A Data-Centric Approach To Generate Faithful and High Quality Patient Summaries with Large Language Models
Stefan Hegselmann, Shannon Zejiang Shen, Florian Gierse, Monica, Agrawal, David Sontag, Xiaoyi Jiang

TL;DR
This paper explores how large language models can generate accurate and high-quality patient summaries from doctors' notes, emphasizing the importance of training data quality to reduce hallucinations and improve faithfulness.
Contribution
It introduces a new labeling protocol and dataset for hallucinations in medical summaries, demonstrating that training on hallucination-free data reduces errors significantly.
Findings
Fine-tuning on hallucination-free data reduces hallucinations in Llama 2 and GPT-4.

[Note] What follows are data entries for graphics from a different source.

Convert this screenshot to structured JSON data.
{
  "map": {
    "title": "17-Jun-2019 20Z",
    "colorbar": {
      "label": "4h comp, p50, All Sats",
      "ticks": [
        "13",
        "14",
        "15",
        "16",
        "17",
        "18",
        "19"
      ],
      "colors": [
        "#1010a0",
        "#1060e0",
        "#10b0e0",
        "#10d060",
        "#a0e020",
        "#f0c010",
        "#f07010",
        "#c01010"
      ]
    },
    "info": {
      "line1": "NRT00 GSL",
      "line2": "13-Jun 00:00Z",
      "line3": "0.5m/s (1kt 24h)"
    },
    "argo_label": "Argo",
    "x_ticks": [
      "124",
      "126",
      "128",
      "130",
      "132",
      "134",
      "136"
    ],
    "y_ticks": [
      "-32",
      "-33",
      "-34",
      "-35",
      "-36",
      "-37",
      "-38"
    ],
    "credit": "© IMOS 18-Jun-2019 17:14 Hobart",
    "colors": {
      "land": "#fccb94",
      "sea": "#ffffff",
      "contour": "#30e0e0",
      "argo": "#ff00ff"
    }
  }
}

Common metrics do not reliably measure faithfulness or quality.
GPT-4 outperforms baselines in automatic hallucination detection.
Abstract
Patients often face difficulties in understanding their hospitalizations, while healthcare workers have limited resources to provide explanations. In this work, we investigate the potential of large language models to generate patient summaries based on doctors' notes and study the effect of training data on the faithfulness and quality of the generated summaries. To this end, we release (i) a rigorous labeling protocol for errors in medical texts and (ii) a publicly available dataset of annotated hallucinations in 100 doctor-written and 100 generated summaries. We show that fine-tuning on hallucination-free data effectively reduces hallucinations from 2.60 to 1.55 per summary for Llama 2, while preserving relevant information. We observe a similar effect on GPT-4 (0.70 to 0.40), when the few-shot examples are hallucination-free. We also conduct a qualitative evaluation using…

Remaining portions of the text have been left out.